A look at most of the 1946 U.S. World Weightlifting Team left to right: John Davis, Emerick Ishikawa, Frank Spellman, John Terpak, Stan Stanczyk, and coach Bob Hoffman. (not pictured: Frank Kay)

This was the first team to lift against the Russians. Davis and Stanczyk both won Gold, Terpak and Kay took Silver and Spellman took Bronze. The Russians entered ten lifters to only six from the US but the US came back with the team championship.

Reg Park in a Suit...

Three-time Mr. Universe Reg Park in a suit... still looking as big as life.

Jack LaLanne

Jack LaLanne once did 1033 pushups in one hour, swam from Alcatraz Island to Fisherman's Wharf while handcuffed and towing a fleet of boats, and starred in the longest running fitness show in the history of television. Here's Jack as a young man working on his one-arm chins.

Baillargeon's Backlift

Here's a rare shot of Adrian Baillargeon (of the great Baillargeon Brothers) performing a backlift of well over 3000 pounds.

The Hip Lift

One of the most interesting training techniques of the Oldtime Strongmen is to use short-range movements with very heavy weights. This not only gives a super workout for the muscles, but strengthens the tendons, ligaments and bones and also gives the psychological boost of being able to lift far above what you would normally be able to.

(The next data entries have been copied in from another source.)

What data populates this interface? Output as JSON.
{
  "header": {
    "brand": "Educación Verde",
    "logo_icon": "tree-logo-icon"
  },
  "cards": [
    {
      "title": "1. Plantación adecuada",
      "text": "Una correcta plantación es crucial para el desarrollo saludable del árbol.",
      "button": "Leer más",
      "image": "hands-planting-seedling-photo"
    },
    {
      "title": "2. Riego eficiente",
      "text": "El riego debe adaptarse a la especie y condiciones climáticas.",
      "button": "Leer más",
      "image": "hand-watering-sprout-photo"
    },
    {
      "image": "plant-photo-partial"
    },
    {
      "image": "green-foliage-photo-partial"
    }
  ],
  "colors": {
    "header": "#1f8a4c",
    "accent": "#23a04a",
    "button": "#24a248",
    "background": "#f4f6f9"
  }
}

Here's John Grimek, training his legs by performing a Hip Lift with what looks like 600 lbs. or so. To find out more about how Grimek trained, you'll want to pick up a copy of the Mark Berry Bar Bell Courses (which features this famous picture on the cover).

Archie Vanderpool in Action

Here, the mysterious Archie Vanderpool performs a pretty unusual feat of supporting strength... With his back against a stone wall, Archie braced his legs against a car driven at full throttle for 52 seconds. -- The tires were worn to ribbons!

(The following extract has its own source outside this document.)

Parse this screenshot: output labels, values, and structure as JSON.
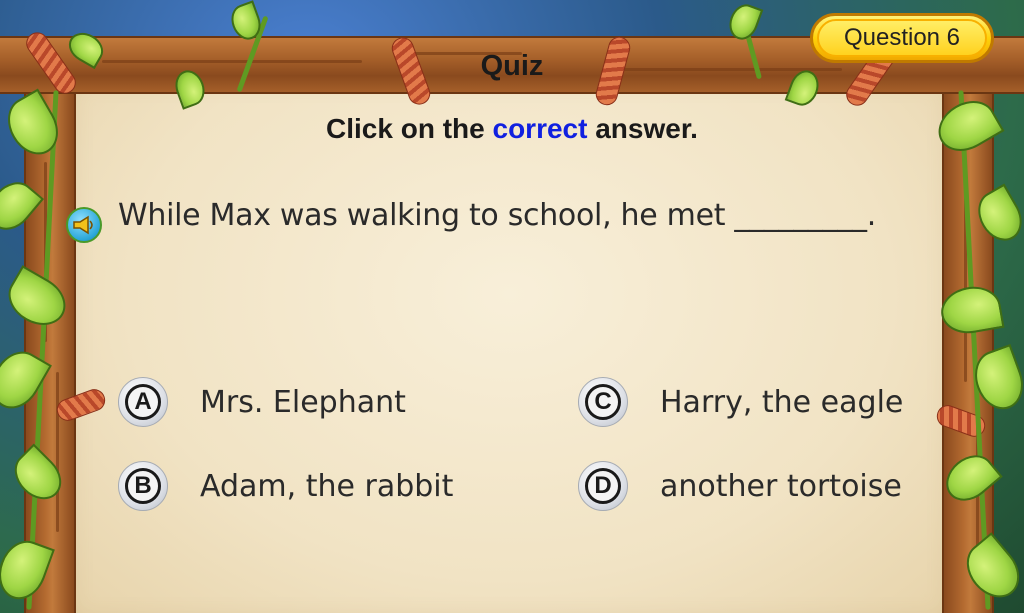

John Y. Smith and His Unique Barbell

Gotta love some of the unique and usual weights that many of the strongmen found to lift. Here's a rare shot of the great Oldtime strongman John Y. Smith as he shoulders an unusual barbell, in his later years.

Smith was a very good bent-presser (with a lift of 275 lbs. at a bodyweight of just 160 lbs.) so that is probably what he is getting ready to do.